The physiologic relevance of high approximate entropy of RR interval data is also open to speculation. It is possible that a higher sympathetic tone may also explain the reduction in the very low frequency spectral component and the change in beat-to-beat complexity and, consequently, the increase in approximate entropy.
The moderate correlation of the value of low-to-high frequency spectral component rates with both fractal correlation properties and approximate entropy suggests that dynamic fractal behaviour and the complexity of RR interval dynamics are related to neuroautonomic interactions.
The physiological background of altered long term heart rate behaviour (power-law slope) is not known, but the observation of significantly steeper power-law slopes in denervated hearts suggests that it is partly influenced by the autonomic input to the heart (Bigger et al. 1996).The slope has been found to be steeper in elderly subjects than in younger healthy subjects (Bigger et al. 1996, Saul et al. 1987), showing that ageing itself results in progressive changes in the long-term spectral characteristics of heart rate variability. No changes in ultra low frequency power, but a linear decline in very low frequency power have been observed upon ageing (Bigger et al. 1995), which probably also explains the steeper slope of the power-law regression line in the elderly. The altered autonomic modulation of long-term heart rate behaviour with advancing age may arise from age-related changes in various organs and body systems, which may interact with each other and thereby impair the function of the cardiovascular autonomic regulatory systems.

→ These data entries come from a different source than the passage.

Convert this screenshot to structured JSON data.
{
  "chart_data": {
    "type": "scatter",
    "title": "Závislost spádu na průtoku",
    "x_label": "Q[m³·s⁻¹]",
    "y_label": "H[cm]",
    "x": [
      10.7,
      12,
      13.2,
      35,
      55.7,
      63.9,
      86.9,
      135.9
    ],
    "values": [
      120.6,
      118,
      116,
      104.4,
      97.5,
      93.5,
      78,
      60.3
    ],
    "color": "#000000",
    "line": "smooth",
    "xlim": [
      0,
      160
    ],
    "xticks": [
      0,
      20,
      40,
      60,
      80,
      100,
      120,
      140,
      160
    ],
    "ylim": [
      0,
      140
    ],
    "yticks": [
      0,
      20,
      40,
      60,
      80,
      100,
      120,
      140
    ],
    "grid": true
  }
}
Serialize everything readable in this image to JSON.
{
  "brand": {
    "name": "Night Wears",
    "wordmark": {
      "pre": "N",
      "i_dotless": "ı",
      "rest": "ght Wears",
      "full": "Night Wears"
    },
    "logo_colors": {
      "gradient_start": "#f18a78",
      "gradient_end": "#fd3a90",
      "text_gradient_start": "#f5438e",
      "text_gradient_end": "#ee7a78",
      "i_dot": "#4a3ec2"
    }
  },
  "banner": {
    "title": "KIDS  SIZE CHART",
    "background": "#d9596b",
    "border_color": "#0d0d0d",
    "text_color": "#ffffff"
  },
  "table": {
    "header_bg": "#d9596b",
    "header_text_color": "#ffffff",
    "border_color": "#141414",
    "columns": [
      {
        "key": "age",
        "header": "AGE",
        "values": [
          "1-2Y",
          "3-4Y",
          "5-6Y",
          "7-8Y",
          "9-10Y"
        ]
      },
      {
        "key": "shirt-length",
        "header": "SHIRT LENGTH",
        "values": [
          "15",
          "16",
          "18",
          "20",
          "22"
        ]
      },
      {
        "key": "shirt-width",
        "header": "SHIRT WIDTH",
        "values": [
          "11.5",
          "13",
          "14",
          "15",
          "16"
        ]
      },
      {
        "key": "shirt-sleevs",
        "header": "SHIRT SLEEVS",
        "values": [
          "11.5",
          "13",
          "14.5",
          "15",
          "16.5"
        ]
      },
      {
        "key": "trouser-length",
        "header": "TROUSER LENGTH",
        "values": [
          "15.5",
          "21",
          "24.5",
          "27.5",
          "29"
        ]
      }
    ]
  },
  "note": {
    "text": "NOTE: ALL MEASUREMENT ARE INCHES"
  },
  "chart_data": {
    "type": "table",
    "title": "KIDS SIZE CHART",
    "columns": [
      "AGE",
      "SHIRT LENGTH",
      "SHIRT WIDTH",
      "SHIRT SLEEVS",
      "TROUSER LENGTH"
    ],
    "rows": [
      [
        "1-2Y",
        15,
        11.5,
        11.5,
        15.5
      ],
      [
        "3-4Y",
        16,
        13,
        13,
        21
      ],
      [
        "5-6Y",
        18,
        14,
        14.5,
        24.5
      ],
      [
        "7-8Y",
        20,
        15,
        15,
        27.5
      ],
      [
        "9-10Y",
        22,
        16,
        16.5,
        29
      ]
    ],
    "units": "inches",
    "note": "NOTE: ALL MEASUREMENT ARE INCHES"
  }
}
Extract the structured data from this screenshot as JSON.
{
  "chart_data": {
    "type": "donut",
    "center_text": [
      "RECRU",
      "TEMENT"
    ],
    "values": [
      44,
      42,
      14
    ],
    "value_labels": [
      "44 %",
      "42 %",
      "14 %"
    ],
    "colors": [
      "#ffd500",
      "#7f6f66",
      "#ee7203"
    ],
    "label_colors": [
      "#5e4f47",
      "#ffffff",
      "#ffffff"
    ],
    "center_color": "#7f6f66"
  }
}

Abnormalities in the autonomic modulation of heart rate have been observed in various cardiovascular and cerebrovascular disorders (Huikuri 1995, Barron et al. 1994, Korpelainen et al. 1996), and it is possible that altered cardiovascular neural regulation expressed by a steep slope of long-term heart rate dynamics may be a sign of an underlying subclinical vascular disease predisposing to mortality. Another potential explanation for the prognostic role of altered long term heart rate behaviour is that it may reflect an impairment in the adaptive systems during acute perturbations, such as myocardial or cerebral ischemic events. This is supported by experimental observations, which have shown that cardiovascular autonomic regulation plays an important role in the occurrence of life-threatening arrhythmias during acute cardiac or cerebral ischemia (Schwartz et al. 1992, Hachinski et al. 1992).